Replicating Bash Argument Splitting
Sometimes it really is just a Small Matter of Programming
December 28, 2021
A few weeks ago I was writing a macro loader for my JSON Processor, and I ran into an odd case where code I entered in the terminal was splitting differently to code I loaded from a file. It turns out that Bash’s word splitting behaves differently for arguments than it does for variables.
When processing args Bash will not split quoted words that contain a delimiter:
printf "%s\n" foo 'bar baz'
foo
bar baz
But if those args are in a string:
input='foo "bar baz"'
printf "%s\n" "$input"
foo "bar baz"
Or unquoted:
printf "%s\n" $input
foo
"bar
baz"
What I really want is to split the variable into an array of words. Then printf works as I want it to:
input=(foo "bar baz")
printf "%s\n" "${input[@]}"
foo
bar baz
I can’t use read -a
because that will split input ignoring quotes. And launching a subshell to another program (awk, xargs) is too slow for my use case.
Bash’s argument processing is hardcoded in its parser: modifying IFS has no effect. This is also a hint for the first solution, just use eval:
input='foo "bar baz"'
eval "printf \"%s\n\" $input"
foo
bar baz
But using eval invites a whole set of complications I’d rather avoid.
Bash Quoting
Bash splits arguments on unescaped spaces, horizontal tabs and newlines. So to determine when to split a word we need to understand Bash escape rules. There are four(ish) kinds:
- Unquoted - tab/space/newline/backslash can be escaped with backslash
- Single quoted - literal string, no escapes recognized
- Double quoted - five characters (
$\
\"\n`) can be escaped with backslash - ANSI-C - single quotes can be escaped and many other backslash sequences are recognized
Splitting words like arguments
Decoding and interpreting ANSI-C escape sequences seems difficult, and I don’t need to support it for my use case. To handle the other three kinds, I need to write code which handles each set of escape rules, scan a string and to keep track which kind of quoting is currently in effect.
Here’s what I came up with:
wordsplit () {
WORDS=()
WORDC=0
WORDERR=
OPTIND=1
local quo= word= esc=
while getopts ":" opt "-$1";do
if [ -z $quo ];then
if [ "$OPTARG" = '\' ]&&[ -z "$esc" ];then
esc=1
continue
elif ([[ "$OPTARG" == [$' \t\n'] ]]&&[ -z "$esc" ]);then
if [ -n "$word" ];then
WORDS+=("$word")
word=
(( WORDC++ ))
fi
continue
elif ([ "$OPTARG" = "'" ]||[ "$OPTARG" = '"' ])&&[ -z "$esc" ];then
quo="$OPTARG"
continue
fi
elif [ "$quo" = '"' ];then
if [ -n "$esc" ];then
! [[ "$OPTARG" == [$'$\\`"\n'] ]] && word+='\'
elif [ "$OPTARG" = '\' ];then
esc=1
continue
elif [ "$OPTARG" = '"' ];then
quo=
continue
fi
elif [ "$OPTARG" = "$quo" ];then # single quote term
quo=
continue
fi
word+="$OPTARG"
esc=
done
if [ -n "$quo" ];then
WORDERR="found unterminated string"
return 1
elif [ -n "$word" ];then
WORDS+=("$word")
(( WORDC++ ))
fi
return 0
}
This function accepts a single string argument which it splits into the WORDS
array (Bash doesn’t really support return values). It inspects the string byte-by-byte using the getopts string split trick.

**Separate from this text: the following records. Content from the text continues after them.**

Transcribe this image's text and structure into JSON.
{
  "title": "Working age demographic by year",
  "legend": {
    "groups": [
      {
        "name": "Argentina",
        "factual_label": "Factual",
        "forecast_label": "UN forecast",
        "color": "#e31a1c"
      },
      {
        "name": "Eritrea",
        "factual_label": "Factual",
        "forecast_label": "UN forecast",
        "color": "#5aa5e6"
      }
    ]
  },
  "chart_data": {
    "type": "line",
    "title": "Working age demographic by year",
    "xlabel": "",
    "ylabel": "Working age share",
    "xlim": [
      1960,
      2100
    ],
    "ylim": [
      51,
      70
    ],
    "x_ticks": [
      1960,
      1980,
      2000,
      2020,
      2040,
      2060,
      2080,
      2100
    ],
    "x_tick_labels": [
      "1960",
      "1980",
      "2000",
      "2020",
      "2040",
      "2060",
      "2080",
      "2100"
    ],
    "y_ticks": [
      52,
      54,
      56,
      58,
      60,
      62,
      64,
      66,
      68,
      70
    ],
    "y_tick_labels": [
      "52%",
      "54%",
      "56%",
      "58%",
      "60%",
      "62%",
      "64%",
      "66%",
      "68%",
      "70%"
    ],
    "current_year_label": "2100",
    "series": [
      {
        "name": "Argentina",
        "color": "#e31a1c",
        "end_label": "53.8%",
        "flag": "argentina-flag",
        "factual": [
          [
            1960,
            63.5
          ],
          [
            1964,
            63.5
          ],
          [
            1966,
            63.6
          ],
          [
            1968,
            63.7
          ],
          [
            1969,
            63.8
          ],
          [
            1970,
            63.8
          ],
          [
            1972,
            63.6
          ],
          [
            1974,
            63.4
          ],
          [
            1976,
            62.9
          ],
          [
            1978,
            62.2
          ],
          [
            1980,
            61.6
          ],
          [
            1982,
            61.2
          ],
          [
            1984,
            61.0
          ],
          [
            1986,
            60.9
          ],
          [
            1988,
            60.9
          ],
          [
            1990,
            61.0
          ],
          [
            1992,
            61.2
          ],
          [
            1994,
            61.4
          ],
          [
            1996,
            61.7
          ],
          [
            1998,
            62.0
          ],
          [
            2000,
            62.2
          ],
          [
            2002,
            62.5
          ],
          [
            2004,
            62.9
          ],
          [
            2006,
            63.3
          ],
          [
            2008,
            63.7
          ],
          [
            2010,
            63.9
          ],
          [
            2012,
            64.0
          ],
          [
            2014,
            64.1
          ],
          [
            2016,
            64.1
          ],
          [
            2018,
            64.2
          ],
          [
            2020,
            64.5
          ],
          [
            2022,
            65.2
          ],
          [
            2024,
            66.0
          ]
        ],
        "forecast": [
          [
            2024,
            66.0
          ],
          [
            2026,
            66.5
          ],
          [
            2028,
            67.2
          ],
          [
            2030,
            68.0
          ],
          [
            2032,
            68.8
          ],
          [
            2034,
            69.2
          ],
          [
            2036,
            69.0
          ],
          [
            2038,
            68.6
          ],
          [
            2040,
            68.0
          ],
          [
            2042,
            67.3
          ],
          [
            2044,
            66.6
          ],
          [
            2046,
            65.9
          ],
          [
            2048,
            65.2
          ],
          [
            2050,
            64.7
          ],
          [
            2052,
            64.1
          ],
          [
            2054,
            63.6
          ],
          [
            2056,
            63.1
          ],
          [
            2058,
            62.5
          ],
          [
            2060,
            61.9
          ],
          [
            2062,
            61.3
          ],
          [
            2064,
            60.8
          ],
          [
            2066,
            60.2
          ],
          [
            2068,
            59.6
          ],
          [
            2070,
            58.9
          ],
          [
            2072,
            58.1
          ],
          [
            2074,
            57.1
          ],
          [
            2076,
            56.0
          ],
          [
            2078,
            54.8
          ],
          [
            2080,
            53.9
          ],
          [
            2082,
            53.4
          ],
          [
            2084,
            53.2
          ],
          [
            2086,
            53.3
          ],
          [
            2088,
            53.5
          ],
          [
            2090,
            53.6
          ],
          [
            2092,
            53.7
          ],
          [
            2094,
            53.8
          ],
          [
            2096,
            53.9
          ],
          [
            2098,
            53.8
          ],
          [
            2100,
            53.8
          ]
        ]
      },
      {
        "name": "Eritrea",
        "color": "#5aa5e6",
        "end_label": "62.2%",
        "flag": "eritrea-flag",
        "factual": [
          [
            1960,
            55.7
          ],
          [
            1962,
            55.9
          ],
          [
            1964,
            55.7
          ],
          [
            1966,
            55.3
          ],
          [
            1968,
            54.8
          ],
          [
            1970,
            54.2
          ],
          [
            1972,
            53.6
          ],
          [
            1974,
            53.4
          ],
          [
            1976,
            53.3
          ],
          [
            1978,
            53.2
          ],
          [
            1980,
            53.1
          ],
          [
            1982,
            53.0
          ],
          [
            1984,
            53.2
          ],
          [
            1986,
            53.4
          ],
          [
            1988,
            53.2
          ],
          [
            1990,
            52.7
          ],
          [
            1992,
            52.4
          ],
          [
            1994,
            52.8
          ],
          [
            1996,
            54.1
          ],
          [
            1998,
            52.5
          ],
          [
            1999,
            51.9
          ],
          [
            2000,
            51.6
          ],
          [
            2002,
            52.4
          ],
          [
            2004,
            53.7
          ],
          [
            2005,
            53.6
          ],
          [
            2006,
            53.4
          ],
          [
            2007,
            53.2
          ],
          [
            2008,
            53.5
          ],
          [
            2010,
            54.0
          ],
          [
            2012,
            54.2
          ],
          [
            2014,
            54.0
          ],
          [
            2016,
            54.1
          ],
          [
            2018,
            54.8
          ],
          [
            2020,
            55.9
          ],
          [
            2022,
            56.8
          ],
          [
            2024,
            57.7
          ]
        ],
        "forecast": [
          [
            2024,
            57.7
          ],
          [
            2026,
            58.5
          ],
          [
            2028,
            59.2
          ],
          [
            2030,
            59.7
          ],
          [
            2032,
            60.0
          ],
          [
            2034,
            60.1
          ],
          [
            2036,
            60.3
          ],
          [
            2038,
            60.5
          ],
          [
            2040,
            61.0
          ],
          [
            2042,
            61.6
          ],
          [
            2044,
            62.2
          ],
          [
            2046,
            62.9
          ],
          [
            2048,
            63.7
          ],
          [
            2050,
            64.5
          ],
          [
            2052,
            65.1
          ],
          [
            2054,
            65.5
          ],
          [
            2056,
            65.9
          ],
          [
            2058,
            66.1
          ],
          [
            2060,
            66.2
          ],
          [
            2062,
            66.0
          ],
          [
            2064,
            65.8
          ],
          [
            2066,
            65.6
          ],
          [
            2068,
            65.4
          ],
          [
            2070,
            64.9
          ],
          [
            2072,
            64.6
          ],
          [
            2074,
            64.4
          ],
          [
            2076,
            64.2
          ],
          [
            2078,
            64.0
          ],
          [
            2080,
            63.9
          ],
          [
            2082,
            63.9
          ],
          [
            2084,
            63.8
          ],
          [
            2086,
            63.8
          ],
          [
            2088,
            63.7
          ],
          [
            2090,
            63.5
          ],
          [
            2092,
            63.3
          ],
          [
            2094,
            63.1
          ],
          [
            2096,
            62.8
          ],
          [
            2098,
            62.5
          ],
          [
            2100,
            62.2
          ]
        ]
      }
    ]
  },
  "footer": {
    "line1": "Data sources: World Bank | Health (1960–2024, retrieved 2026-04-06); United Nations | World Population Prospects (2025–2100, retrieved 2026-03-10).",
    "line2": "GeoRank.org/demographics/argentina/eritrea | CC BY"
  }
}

I like this trick because it’s fast and avoids maintaining an index and using substrings.
The first conditional block [ -z $quo ]
handles unquoted strings; all word splitting happens outside of quotes, so this is the longest block.
The second top-level block [ "$quo" = '"' ]
handles double quotes string escapes. One complication here is only five characters can be escaped, so if we’re in escape mode and the current character is not one of those, the code appends a backslash to the current word which would have been ignored when it was seen in the previous iteration.
The last top-level block [ "$OPTARG" = "$quo" ]
just catches the case of a single-quoted string terminator.
Once the loop ends wordsplit
checks for the unterminated string error condition, and also a dangling word.
Here it is in action:
wordsplit ' foo bar\ baz "a b\"c" \d';printf "%s\n" "${WORDS[@]}"
foo
bar baz
a b"c
d
I’ve uploaded the code to GitHub. It has a test suite but as shell quoting is a treacherous business, if you find any bugs please let me know!
Notes
- Greg’s wiki page on Bash quoting has advice and examples (the whole wiki is pretty great).